Шрифт:
Интервал:
Закладка:
– Почему? – не понял Алеша.
– Потому что он маленький, а я большой.
– Да?
– Ну конечно.
– А я могу его побить?
– Вряд ли. Он сильнее тебя. И нахальнее. Не связывайся.
– Да?
– Ну конечно. Есть люди, с которыми не надо связываться.
– Тогда он подумает, что он победил.
– Пусть думает, что хочет. Ты его забудь. Для него это самое обидное.
– Что именно?
– То, что ты его забудешь…
Алеша задумался. Стасик смотрел на его тонкое фарфоровое личико и подумал: он возьмет сына к себе. Он его вырастит, воспитает и поставит на крыло. Это единственное, что он может сделать для Лары. Ты так, а я так…

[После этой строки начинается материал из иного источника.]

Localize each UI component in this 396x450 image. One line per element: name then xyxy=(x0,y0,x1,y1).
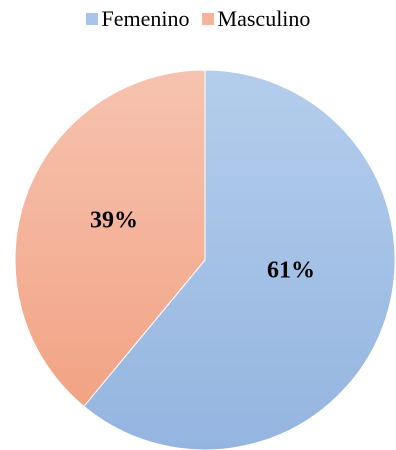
pie-slice-femenino xyxy=(83,69,396,450)
chart-legend: Femenino Masculino xyxy=(0,8,396,30)
legend-swatch-femenino xyxy=(85,13,98,25)
legend-label-femenino: Femenino xyxy=(101,6,190,31)
data-label-masculino: 39% xyxy=(90,208,138,234)
pie-slice-masculino xyxy=(14,69,206,408)
legend-item-masculino: Masculino xyxy=(201,6,311,31)
legend-item-femenino: Femenino xyxy=(85,6,190,31)
legend-label-masculino: Masculino xyxy=(217,6,311,31)
data-label-femenino: 61% xyxy=(267,258,315,284)
legend-swatch-masculino xyxy=(201,13,214,25)
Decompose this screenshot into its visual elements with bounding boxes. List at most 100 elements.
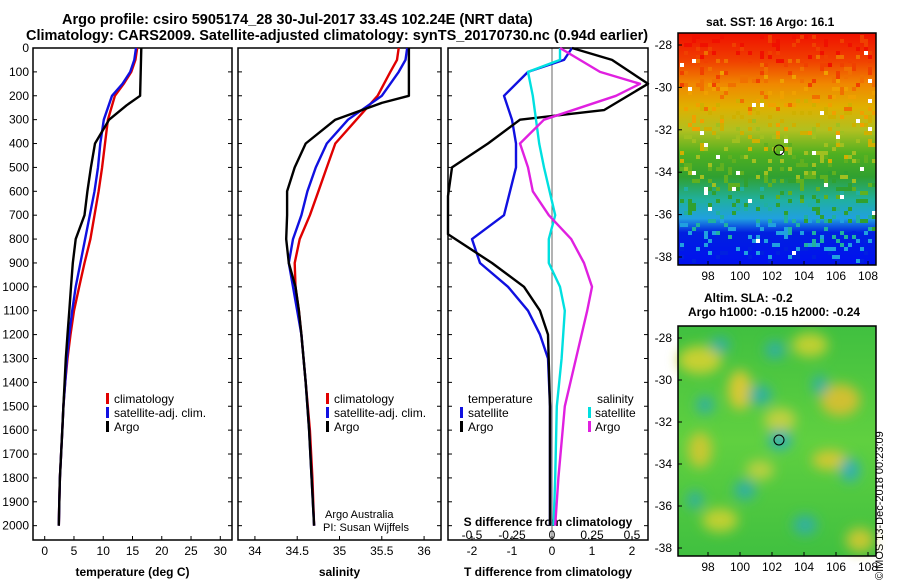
sst-pixel xyxy=(816,219,820,223)
legend-swatch-satellite xyxy=(326,407,329,418)
legend-label-s-argo: Argo xyxy=(595,420,621,434)
sst-pixel xyxy=(724,71,728,75)
sst-pixel xyxy=(740,79,744,83)
sla-lat-tick-label: -30 xyxy=(655,373,673,387)
sst-pixel xyxy=(796,247,800,251)
sst-pixel xyxy=(720,163,724,167)
sst-pixel xyxy=(820,215,824,219)
sst-pixel xyxy=(764,175,768,179)
sst-pixel xyxy=(760,63,764,67)
sst-pixel xyxy=(688,87,692,91)
sst-pixel xyxy=(696,55,700,59)
depth-tick-label: 1100 xyxy=(3,304,29,318)
sst-pixel xyxy=(856,191,860,195)
sst-pixel xyxy=(688,163,692,167)
sst-pixel xyxy=(824,63,828,67)
sst-pixel xyxy=(700,119,704,123)
x-tick-label: -2 xyxy=(467,544,478,558)
sst-pixel xyxy=(748,127,752,131)
x-tick-label: 35.5 xyxy=(370,544,394,558)
sst-pixel xyxy=(836,139,840,143)
sst-pixel xyxy=(764,203,768,207)
sst-pixel xyxy=(728,215,732,219)
sst-pixel xyxy=(816,95,820,99)
sst-pixel xyxy=(872,83,876,87)
sst-pixel xyxy=(776,251,780,255)
sst-pixel xyxy=(836,131,840,135)
sst-pixel xyxy=(776,135,780,139)
sst-pixel xyxy=(712,51,716,55)
sst-pixel xyxy=(740,43,744,47)
sst-pixel xyxy=(688,207,692,211)
sst-pixel xyxy=(692,119,696,123)
sst-pixel xyxy=(708,67,712,71)
sst-pixel xyxy=(832,179,836,183)
sst-pixel xyxy=(720,115,724,119)
sst-pixel xyxy=(792,219,796,223)
depth-tick-label: 300 xyxy=(9,113,29,127)
sst-pixel xyxy=(780,179,784,183)
sst-pixel xyxy=(856,239,860,243)
sst-pixel xyxy=(792,255,796,259)
sst-pixel xyxy=(828,95,832,99)
sst-pixel xyxy=(836,187,840,191)
sst-pixel xyxy=(860,191,864,195)
sst-pixel xyxy=(724,175,728,179)
sst-pixel xyxy=(692,39,696,43)
sst-pixel xyxy=(792,35,796,39)
sst-pixel xyxy=(748,107,752,111)
sst-pixel xyxy=(808,111,812,115)
sst-pixel xyxy=(872,91,876,95)
sst-pixel xyxy=(832,115,836,119)
sla-map-header-1: Altim. SLA: -0.2 xyxy=(704,291,793,305)
sst-pixel xyxy=(772,103,776,107)
sst-pixel xyxy=(812,135,816,139)
sst-pixel xyxy=(828,103,832,107)
sst-pixel xyxy=(840,231,844,235)
legend-swatch-t-satellite xyxy=(460,407,463,418)
sst-pixel xyxy=(852,67,856,71)
sst-pixel xyxy=(720,167,724,171)
sst-pixel xyxy=(840,187,844,191)
sst-map xyxy=(677,32,877,266)
sst-pixel xyxy=(692,179,696,183)
title-line-2: Climatology: CARS2009. Satellite-adjuste… xyxy=(26,28,649,44)
depth-tick-label: 700 xyxy=(9,208,29,222)
x-tick-label: 15 xyxy=(126,544,140,558)
sst-pixel xyxy=(732,211,736,215)
sst-pixel xyxy=(808,219,812,223)
legend-label-climatology: climatology xyxy=(114,392,174,406)
depth-tick-label: 1300 xyxy=(2,351,29,365)
sla-lat-tick-label: -28 xyxy=(655,331,673,345)
depth-tick-label: 1400 xyxy=(2,375,29,389)
sst-pixel xyxy=(696,35,700,39)
sst-pixel xyxy=(828,219,832,223)
sst-pixel xyxy=(864,239,868,243)
sst-pixel xyxy=(680,63,684,67)
sst-pixel xyxy=(808,151,812,155)
sst-pixel xyxy=(772,179,776,183)
sla-map-frame xyxy=(677,325,877,557)
sst-pixel xyxy=(836,123,840,127)
sst-pixel xyxy=(808,83,812,87)
sst-pixel xyxy=(760,91,764,95)
sst-pixel xyxy=(868,239,872,243)
sst-pixel xyxy=(736,199,740,203)
sst-pixel xyxy=(788,147,792,151)
sst-pixel xyxy=(700,67,704,71)
sst-pixel xyxy=(864,199,868,203)
sst-pixel xyxy=(848,71,852,75)
sst-pixel xyxy=(692,171,696,175)
sst-pixel xyxy=(760,187,764,191)
sst-pixel xyxy=(720,251,724,255)
sst-pixel xyxy=(844,187,848,191)
sst-pixel xyxy=(856,119,860,123)
sst-pixel xyxy=(856,259,860,263)
sst-pixel xyxy=(688,135,692,139)
sst-pixel xyxy=(816,199,820,203)
sst-pixel xyxy=(708,251,712,255)
sst-pixel xyxy=(812,171,816,175)
sst-pixel xyxy=(820,67,824,71)
sst-pixel xyxy=(768,103,772,107)
sst-pixel xyxy=(828,115,832,119)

Лида оказалась корявая не только внешне, но и внутренне. Она невзлюбила Алешу. У нее были свои причины. Первая: Алеша – плод предательства. Второе: этот ребенок вылез из чужого презираемого лона. В-третьих, он был как две капли похож на Профурсетку. Плебей.

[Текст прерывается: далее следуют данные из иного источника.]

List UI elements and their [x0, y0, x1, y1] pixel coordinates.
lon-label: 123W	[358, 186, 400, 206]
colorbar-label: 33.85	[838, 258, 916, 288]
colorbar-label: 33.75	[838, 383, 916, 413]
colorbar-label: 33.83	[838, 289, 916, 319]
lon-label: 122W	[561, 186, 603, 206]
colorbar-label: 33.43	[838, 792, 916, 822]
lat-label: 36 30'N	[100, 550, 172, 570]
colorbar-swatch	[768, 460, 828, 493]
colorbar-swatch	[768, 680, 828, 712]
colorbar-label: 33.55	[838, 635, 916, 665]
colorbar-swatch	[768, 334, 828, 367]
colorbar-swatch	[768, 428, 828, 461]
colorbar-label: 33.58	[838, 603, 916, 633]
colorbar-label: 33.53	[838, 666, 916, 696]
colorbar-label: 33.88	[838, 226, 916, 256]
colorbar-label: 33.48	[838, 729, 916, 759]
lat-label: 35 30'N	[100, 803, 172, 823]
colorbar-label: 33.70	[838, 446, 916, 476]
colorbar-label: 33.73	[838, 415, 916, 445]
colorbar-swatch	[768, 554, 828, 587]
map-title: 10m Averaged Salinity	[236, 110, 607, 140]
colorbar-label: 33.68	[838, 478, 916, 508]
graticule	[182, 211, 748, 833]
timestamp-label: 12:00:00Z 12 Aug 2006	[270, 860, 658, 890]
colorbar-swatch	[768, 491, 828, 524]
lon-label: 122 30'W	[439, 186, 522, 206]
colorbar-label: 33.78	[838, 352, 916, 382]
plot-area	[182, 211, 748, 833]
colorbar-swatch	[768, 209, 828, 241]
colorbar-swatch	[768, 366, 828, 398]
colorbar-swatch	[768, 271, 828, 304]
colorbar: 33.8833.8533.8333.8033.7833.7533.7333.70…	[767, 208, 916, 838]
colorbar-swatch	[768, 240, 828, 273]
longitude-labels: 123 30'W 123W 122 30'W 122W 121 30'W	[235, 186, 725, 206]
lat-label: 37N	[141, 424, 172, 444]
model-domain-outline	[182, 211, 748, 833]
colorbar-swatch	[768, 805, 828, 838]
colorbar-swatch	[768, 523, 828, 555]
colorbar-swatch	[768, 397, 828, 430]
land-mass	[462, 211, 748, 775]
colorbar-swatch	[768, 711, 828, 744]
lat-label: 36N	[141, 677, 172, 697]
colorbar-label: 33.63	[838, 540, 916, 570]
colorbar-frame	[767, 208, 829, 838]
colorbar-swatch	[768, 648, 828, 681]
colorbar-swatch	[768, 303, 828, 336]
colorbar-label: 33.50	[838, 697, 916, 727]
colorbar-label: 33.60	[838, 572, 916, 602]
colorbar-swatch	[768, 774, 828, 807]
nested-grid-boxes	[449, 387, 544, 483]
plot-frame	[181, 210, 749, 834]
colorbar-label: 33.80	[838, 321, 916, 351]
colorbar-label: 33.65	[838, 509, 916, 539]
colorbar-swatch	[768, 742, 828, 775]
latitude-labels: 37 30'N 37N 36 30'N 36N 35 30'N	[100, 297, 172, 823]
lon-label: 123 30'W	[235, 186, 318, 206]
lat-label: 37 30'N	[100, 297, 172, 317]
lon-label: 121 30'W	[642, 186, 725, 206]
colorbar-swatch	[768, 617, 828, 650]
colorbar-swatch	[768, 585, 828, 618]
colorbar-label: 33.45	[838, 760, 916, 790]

Лида не желала находиться с этим бастардом (незаконнорожденным) в одном пространстве. Она постоянно требовала: «Иди в свою комнату и закрой дверь».
Алеша сидел в своей комнате тихо, как мышь, и не высовывался. Смотрел телевизор.

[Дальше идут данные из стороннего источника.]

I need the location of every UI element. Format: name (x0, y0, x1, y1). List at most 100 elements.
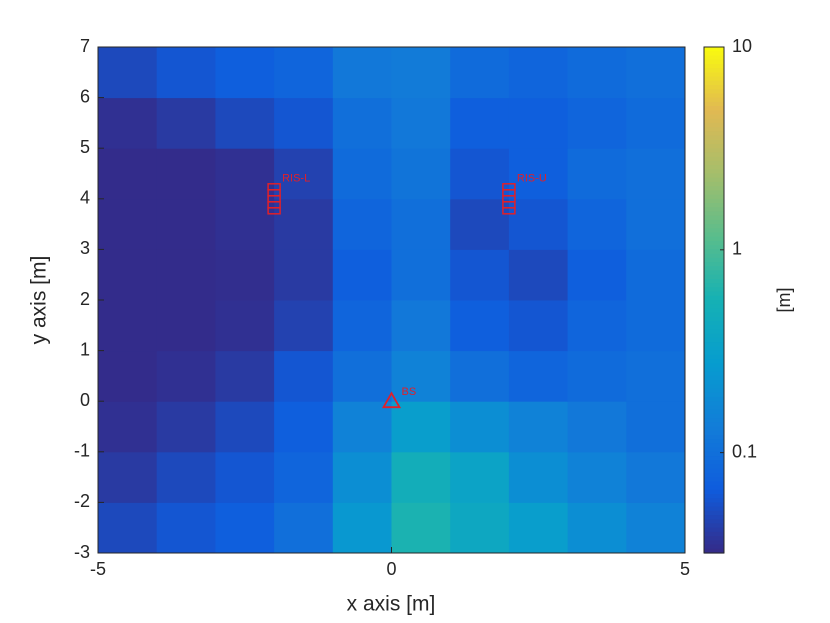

Клава, как ни странно, расположилась к ребенку, ходила с ним гулять. Водила в цирк и зоопарк. Алеша ее спрашивал:
– Ты в состоянии крепко стоять?
– А что? – не понимала Клава.
– Я сделаю тебе подсечку. Как ниндзя.
– А кто это?
Клава не знала, кто такие ниндзя. Серая женщина.
Лида не понимала Клаву:
– Как ты можешь любить врага?
– Какой он враг? Это же ребенок. И, в конце концов, он сын твоего мужа. Он на него похож.
Клава вонзала палец в раскаленную рану. Как она не понимала такие простые, такие очевидные вещи?
– Ты дура или притворяешься? – интересовалась Лида.
– Этот ребенок – сирота. Даже если бы я нашла его на улице, я бы его любила. А тем более – родная кровь.
– О господи! Да если бы я нашла его на улице, я бы тоже его любила. Но это – выблядок, понимаешь? Из чужой дырки.
– И что, он от этого хуже?
Сестры ссорились. Не разговаривали по три дня. Алеша боялся Лиду и за столом сидел тихо. Спрашивал у отца:
– Можно я возьму еще кусочек хлеба?
У Стасика обрывалось сердце.
– Бери сколько хочешь…
Лида распределяла еду неравноценно. Лучший кусок – Стасику, потом – себе, худший – наименее вкусный и самый маленький – Алеше.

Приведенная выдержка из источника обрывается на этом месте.